Anti-US et anti-islamiste incurable.
Quant à mes ennemis, ces gens qui n'ont pas voulu que je régnasse sur eux, amenez-les ici et égorgez-les en ma présence.
Signé : Jésus de Nazareth, in La Bible, Luc 19.27
L’auteur : « On dit que les universitaires vivent accrochés à leurs statuts et leurs privilèges, et que la pensée en pâtit. »
***************
Mais qui le dit ? ces mêmes commentateurs sans dignité ni intelligence.

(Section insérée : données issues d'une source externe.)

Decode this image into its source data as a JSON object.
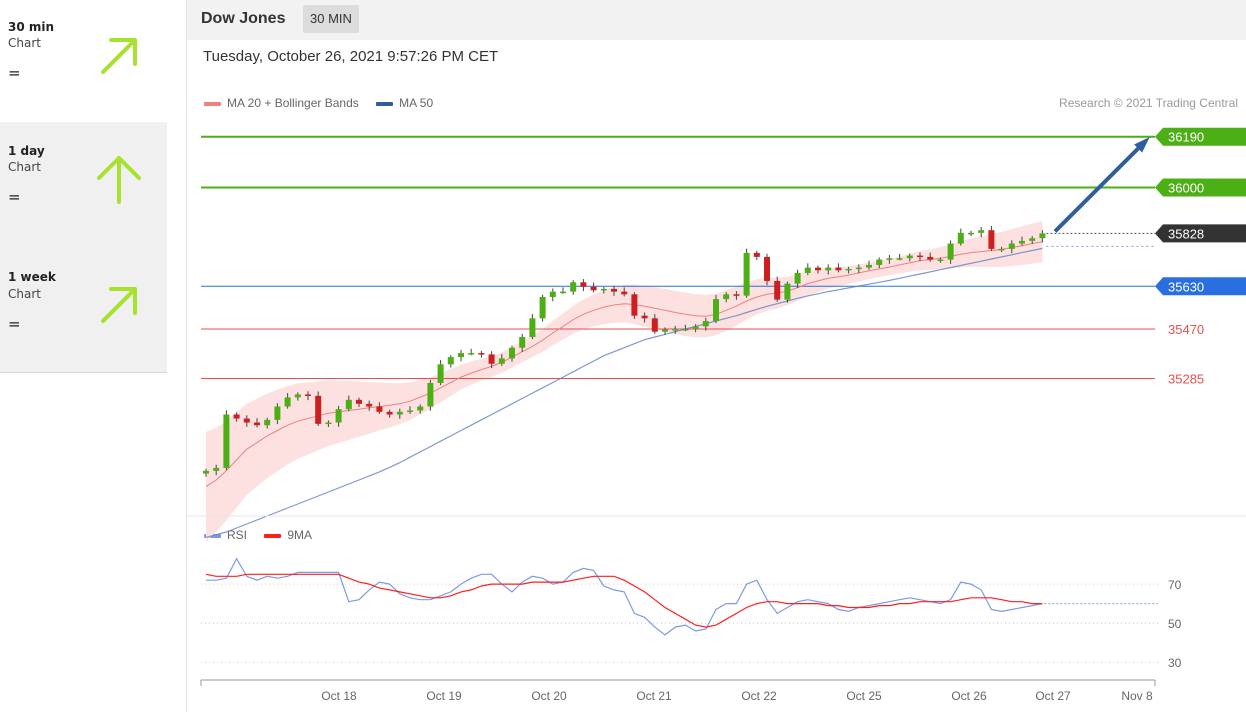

Aujourd’hui on en est arrivé à assister à l’interview du journaliste par un autre journaliste. Comme si le soi-disant journaliste créait l’évènement.
On voit de plus en plus souvent un crétin de journaliste interroger « en exclusivité » un autre crétin de journaliste sur une affaire qu’il a couverte.
Comme si ce dernier n’avait pas déjà fait le boulot (enfin, « fait » : si on veut) ou comme s’il allait révéler des trucs nouveaux.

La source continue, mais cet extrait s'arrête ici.